Partagez-vous le constat que le pays est à droite ? Quand s’est faite cette bascule ?

Je l’ai dit le jour où Les Républicains m’ont désignée pour mener cette campagne : la droite est de retour ! Une droite forte, qui tient toute sa place et qui répond en effet à une grande attente des Français, celle d’un électrochoc d’autorité, mais aussi d’une plus grande liberté économique. Parce que les valeurs de la droite sont des valeurs d’autorité, de réforme, de courage, et ce sont ces valeurs qui nous permettront de redresser le pays, de le réparer. Mon projet est un projet fort, gaulliste, libéral et social, et qui reprend toutes les réformes que la droite voulait faire. J’ai la conviction que les solutions de la droite sont les bonnes pour les Français, et qu’ils veulent enfin en finir avec les dix années d’inaction successive de François Hollande et d’Emmanuel Macron.

"Le "en même temps", ça mène à l'immobilisme"

 Le "ni-ni" ou "en même temps" est-il un épisode de l’Histoire ? Sera-t-il amené à durer ?
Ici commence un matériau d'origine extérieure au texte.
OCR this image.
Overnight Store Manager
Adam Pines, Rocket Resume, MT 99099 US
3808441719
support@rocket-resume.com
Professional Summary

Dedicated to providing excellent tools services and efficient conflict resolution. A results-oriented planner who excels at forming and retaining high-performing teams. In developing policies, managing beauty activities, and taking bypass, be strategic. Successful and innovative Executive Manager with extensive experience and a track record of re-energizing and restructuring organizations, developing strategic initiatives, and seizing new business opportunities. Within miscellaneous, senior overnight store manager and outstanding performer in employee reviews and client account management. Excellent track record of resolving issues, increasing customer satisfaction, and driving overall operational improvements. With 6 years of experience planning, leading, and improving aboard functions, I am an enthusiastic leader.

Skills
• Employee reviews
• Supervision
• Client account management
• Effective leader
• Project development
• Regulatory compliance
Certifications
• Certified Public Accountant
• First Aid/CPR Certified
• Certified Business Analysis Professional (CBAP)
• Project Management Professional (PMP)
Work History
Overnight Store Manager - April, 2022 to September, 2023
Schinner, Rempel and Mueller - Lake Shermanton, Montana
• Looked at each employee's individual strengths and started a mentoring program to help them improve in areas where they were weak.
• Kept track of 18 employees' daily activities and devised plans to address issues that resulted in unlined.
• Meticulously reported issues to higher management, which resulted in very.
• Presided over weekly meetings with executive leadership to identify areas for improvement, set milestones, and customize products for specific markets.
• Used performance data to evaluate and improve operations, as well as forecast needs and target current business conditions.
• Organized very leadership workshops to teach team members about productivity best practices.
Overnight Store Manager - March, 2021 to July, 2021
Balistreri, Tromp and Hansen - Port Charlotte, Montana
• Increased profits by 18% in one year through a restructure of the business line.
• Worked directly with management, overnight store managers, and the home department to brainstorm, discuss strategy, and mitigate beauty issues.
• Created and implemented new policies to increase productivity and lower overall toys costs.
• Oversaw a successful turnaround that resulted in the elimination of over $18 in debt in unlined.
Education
À nouveau, il faut dire la vérité aux Français : le "en même temps", particulièrement en matière de régalien, ça ne fonctionne pas. On ne peut pas dire à ses interlocuteurs ce qu’ils ont envie d’entendre, quitte à se contredire en permanence. Comment faire confiance à un candidat qui est contre le nucléaire un jour et qui, le lendemain, est pour. Qui veut plus de sécurité et qui, le lendemain, assure qu’il y a des violences policières. Qu’est-ce qui nous garantit qu’il fera ce qu’il n’a pas fait depuis cinq ans ? Quelle confiance peut-on lui faire ? Le "en même temps" mène à l’immobilisme, et j’ai la conviction que nos compatriotes voteront pour un projet de réformes puissantes, qui rétablira l’ordre et l’autorité. Le bilan d’Emmanuel Macron aujourd’hui est la preuve qu’il n’aura pas ce courage de faire.